George W. Bush
(6 Jul 1946 - )
George W. Bush - The Columbia Is Lost
Illustrated Quote - Medium Image (500 x 350 px)
The STS-107 crew, clockwise from top: Mission Specialist Kalpana Chawla, Commander Rick Husband, Mission Specialists Laurel Clark and David Brown, Pilot Willie McCool, Payload Specialist Ilan Ramon and Payload Commander Michael Anderson (source)
The Context of George W. Bush's “The Columbia is lost” Quote
On 1 Feb 2003, at 2:04 pm EST, President George W. Bush, speaking from the Cabinet Room, addressed the Nation about the Space Shuttle Columbia tragedy. Sadly, this was the second time a Space Shuttle had been lost with its crew. This time the accident occurred upon re-entry, whereas the first disaster happened on the launch of the Space Shuttle Challenger on 28 Jan 1986. At 11:38 am EST, just 73 seconds into its flight, the Challenger broke apart in the air. All the astronauts were lost on each occasion. On the first tragedy, it was President Ronald Reagan who gave a national address. Now it was the turn of George W. Bush to comfort the Nation:
“My fellow Americans, this day has brought terrible news and great sadness to our country. At 9:00 a.m. this morning, Mission Control in Houston lost contact with our Space Shuttle Columbia. A short time later, debris was seen falling from the skies above Texas. The Columbia is lost; there are no survivors.
On board was a crew of seven: Colonel Rick Husband; Lt. Colonel Michael Anderson; Commander Laurel Clark; Captain David Brown; Commander William McCool; Dr. Kalpana Chawla; and Ilan Ramon, a Colonel in the Israeli Air Force. These men and women assumed great risk in the service to all humanity.
In an age when space flight has come to seem almost routine, it is easy to overlook the dangers of travel by rocket, and the difficulties of navigating the fierce outer atmosphere of the Earth. These astronauts knew the dangers, and they faced them willingly, knowing they had a high and noble purpose in life. Because of their courage and daring idealism, we will miss them all the more.
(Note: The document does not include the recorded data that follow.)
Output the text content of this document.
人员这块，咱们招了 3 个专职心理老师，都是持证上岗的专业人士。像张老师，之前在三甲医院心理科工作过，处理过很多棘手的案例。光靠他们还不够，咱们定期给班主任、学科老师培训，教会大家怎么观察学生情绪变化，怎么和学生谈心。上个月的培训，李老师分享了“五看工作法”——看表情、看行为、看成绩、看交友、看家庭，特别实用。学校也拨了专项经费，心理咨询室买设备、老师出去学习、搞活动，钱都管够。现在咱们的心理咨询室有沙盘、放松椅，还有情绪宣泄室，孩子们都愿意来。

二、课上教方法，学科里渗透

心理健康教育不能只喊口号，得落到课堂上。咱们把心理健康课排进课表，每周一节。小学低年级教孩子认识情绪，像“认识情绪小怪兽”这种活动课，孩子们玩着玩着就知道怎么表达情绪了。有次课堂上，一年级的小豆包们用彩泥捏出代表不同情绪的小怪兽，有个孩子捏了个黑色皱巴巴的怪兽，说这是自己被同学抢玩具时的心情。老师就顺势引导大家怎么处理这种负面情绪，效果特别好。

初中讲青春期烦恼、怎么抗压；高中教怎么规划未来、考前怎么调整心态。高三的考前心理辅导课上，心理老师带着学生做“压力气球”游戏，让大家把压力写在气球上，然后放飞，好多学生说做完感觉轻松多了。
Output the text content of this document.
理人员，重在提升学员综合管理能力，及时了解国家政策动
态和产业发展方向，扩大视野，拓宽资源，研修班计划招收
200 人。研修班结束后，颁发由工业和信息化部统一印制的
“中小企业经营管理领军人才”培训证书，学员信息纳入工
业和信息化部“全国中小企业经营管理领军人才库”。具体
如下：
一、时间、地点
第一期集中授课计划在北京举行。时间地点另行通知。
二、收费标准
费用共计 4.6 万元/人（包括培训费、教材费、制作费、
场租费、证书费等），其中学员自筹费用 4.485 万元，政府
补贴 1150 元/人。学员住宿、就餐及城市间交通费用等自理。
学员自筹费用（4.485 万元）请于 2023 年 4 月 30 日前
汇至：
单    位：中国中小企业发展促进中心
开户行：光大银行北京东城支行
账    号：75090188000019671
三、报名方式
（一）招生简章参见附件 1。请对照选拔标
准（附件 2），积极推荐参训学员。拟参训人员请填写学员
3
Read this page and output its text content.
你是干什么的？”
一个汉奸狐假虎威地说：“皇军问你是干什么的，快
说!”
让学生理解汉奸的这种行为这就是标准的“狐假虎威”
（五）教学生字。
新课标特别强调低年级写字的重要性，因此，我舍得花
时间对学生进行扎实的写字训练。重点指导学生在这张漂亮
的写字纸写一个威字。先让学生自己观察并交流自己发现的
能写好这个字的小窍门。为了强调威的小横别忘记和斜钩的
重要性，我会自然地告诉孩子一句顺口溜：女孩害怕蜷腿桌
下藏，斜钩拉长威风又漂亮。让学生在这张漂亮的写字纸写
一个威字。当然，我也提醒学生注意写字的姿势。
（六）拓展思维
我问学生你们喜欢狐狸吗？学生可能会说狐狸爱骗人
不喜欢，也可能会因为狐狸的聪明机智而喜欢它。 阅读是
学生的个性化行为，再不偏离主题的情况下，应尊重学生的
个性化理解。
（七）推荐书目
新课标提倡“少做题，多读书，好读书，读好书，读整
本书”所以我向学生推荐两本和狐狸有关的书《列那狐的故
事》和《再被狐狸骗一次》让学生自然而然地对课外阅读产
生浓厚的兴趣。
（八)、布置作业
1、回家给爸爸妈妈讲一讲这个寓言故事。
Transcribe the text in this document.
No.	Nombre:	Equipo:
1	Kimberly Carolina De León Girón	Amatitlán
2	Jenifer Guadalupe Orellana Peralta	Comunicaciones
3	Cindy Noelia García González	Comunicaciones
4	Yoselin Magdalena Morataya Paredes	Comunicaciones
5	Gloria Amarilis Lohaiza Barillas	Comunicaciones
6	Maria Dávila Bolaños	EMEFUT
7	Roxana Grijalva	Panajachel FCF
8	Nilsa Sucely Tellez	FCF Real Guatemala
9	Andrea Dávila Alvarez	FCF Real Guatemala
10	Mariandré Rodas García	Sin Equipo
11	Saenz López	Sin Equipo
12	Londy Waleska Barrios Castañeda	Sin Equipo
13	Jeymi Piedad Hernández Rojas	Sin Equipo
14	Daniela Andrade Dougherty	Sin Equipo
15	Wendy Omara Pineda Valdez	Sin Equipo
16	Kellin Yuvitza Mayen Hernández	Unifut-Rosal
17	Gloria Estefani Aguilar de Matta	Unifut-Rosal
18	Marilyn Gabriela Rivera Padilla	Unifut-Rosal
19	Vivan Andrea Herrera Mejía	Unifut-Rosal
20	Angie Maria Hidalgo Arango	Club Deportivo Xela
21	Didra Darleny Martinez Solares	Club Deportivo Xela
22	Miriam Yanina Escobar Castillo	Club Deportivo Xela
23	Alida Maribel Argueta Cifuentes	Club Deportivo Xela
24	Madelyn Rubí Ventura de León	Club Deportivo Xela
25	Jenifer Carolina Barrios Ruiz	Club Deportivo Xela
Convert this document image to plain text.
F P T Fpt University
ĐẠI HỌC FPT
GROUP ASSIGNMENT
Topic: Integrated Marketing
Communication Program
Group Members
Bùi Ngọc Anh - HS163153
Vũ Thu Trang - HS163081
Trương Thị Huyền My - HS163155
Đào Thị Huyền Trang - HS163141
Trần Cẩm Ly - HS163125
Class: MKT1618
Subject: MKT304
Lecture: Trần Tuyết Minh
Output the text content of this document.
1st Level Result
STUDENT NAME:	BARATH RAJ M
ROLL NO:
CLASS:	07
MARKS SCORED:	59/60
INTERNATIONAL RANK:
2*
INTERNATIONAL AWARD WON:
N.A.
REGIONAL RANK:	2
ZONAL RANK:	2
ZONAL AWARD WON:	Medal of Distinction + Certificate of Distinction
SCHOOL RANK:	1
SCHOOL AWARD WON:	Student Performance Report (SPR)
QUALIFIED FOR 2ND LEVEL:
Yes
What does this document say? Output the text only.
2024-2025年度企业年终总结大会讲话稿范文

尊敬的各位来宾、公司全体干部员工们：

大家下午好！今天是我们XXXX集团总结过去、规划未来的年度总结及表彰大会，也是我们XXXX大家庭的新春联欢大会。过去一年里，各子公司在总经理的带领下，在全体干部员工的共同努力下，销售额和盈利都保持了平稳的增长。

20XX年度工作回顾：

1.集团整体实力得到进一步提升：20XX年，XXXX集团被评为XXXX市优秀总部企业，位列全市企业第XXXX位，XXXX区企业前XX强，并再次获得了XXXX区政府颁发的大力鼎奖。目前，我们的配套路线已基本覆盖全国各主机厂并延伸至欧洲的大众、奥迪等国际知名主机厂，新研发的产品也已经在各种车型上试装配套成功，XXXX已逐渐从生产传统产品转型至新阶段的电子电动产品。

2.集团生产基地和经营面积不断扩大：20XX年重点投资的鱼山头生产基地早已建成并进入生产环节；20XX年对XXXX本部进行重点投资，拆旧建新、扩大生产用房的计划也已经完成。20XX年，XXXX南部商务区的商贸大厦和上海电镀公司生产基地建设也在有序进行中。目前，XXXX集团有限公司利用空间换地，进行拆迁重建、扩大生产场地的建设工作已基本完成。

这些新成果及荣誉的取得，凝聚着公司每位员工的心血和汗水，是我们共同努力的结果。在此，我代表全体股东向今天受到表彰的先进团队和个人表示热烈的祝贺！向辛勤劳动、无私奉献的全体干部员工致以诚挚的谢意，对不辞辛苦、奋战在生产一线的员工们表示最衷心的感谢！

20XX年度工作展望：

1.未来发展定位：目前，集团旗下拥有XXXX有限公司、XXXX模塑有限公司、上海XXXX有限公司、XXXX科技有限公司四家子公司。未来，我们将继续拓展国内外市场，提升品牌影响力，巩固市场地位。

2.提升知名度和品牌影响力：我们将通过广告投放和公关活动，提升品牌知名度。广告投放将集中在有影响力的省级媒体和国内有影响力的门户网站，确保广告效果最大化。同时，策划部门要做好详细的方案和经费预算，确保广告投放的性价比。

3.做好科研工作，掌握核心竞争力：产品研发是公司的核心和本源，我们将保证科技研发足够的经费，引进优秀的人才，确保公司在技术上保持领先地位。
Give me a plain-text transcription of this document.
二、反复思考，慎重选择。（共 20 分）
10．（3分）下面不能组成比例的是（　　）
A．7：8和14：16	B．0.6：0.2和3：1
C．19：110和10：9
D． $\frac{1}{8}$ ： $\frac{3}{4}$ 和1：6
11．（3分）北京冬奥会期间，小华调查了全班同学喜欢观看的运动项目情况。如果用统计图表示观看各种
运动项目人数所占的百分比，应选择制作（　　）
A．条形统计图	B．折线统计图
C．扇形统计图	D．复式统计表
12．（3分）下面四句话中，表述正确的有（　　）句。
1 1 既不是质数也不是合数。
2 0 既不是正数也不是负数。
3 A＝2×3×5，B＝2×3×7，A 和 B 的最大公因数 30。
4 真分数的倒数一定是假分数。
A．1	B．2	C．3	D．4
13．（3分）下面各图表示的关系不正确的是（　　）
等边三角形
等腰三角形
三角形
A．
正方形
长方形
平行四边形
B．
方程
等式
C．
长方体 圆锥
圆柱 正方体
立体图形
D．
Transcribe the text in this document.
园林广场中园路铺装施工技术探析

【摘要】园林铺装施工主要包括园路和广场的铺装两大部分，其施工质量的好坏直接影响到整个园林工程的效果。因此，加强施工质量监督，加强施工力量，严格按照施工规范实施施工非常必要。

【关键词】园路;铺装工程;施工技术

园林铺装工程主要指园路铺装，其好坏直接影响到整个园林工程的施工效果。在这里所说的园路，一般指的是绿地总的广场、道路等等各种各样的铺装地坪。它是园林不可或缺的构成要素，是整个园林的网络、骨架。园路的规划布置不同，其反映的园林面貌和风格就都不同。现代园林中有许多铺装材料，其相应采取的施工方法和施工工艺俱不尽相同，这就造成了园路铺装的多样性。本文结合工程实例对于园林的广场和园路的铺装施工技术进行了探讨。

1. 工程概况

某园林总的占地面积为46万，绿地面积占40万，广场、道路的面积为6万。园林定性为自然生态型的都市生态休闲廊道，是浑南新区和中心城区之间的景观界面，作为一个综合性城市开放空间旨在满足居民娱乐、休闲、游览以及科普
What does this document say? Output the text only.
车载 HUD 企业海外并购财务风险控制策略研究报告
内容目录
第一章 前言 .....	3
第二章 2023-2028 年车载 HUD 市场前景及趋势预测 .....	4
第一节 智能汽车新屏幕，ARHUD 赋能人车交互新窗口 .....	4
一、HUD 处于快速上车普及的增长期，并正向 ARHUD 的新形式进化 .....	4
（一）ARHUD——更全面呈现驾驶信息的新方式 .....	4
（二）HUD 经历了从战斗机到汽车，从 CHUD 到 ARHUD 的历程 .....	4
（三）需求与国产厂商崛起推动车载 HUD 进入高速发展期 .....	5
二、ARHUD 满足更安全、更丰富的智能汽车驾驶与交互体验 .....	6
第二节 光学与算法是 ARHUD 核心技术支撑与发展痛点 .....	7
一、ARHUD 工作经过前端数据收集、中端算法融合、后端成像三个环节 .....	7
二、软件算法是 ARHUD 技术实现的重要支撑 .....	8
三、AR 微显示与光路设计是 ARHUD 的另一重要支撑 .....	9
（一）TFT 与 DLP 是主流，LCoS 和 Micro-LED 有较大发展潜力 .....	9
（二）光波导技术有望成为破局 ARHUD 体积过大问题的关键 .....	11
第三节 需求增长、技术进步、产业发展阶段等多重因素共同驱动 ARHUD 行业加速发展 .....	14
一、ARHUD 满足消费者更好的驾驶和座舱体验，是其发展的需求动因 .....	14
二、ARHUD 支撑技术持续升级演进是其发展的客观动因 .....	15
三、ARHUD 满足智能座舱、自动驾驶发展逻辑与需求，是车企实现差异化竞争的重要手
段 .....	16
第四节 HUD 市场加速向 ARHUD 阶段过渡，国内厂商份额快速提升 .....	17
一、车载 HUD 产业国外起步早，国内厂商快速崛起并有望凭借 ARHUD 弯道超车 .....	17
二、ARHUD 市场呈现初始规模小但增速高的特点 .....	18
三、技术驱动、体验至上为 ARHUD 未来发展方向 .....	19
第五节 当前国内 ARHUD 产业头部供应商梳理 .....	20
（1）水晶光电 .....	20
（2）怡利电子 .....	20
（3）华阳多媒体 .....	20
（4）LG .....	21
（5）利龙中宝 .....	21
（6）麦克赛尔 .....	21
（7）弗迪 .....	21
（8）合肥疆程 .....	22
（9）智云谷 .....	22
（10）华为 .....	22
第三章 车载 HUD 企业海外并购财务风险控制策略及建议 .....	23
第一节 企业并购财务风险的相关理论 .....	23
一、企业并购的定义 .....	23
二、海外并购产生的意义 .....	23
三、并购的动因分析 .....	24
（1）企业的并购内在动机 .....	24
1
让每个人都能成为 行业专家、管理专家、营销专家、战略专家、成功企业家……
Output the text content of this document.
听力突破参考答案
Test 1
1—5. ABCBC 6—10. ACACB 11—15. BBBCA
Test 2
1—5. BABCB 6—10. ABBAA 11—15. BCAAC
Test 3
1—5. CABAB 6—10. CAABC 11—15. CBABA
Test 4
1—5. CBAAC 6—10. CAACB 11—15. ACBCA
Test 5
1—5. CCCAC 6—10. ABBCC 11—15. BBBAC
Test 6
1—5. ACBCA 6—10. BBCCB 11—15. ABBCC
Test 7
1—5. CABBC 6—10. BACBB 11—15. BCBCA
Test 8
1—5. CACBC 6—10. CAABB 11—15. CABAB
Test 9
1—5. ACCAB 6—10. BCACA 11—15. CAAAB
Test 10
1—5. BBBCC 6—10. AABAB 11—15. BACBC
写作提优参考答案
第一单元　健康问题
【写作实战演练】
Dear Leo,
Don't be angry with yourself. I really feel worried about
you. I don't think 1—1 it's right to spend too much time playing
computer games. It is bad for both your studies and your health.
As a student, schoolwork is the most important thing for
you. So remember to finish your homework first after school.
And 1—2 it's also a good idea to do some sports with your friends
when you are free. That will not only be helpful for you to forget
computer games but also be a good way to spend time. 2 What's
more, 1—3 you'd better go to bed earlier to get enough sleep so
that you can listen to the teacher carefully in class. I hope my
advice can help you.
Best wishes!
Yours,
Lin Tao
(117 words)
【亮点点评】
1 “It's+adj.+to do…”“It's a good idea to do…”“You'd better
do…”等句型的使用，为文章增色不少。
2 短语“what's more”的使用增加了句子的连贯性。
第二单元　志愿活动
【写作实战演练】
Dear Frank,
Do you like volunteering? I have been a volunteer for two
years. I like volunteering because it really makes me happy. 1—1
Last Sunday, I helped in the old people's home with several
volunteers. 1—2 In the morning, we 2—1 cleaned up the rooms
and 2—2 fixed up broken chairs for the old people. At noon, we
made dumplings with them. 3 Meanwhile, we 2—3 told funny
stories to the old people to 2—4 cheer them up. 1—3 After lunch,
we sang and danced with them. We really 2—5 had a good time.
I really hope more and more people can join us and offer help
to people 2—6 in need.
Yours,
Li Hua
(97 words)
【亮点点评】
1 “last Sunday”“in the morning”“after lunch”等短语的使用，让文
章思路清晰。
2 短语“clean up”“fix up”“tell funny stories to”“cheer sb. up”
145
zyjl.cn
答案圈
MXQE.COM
All Americans today are thinking, as well, of the families of these men and women who have been given this sudden shock and grief. You're not alone. Our entire nation grieves with you. And those you loved will always have the respect and gratitude of this country.
The cause in which they died will continue. Mankind is led into the darkness beyond our world by the inspiration of discovery and the longing to understand. Our journey into space will go on.
In the skies today we saw destruction and tragedy. Yet farther than we can see there is comfort and hope. In the words of the prophet Isaiah, “Lift your eyes and look to the heavens. Who created all these? He who brings out the starry hosts one by one and calls them each by name. Because of His great power and mighty strength, not one of them is missing.”
The same Creator who names the stars also knows the names of the seven souls we mourn today. The crew of the shuttle Columbia did not return safely to Earth; yet we can pray that all are safely home.
May God bless the grieving families, and may God continue to bless America.”
The remaining Space Shuttles continued to fly missions. The Space Shuttle Discovery completed its final mission on 9 Mar 2011. The Space Shuttle Endeavour landed from its last mission on 1 Jun 2011. The 30-year Space Shuttle program was brought to an end when Space Shuttle Atlantis returned from space on 21 Jul 2011.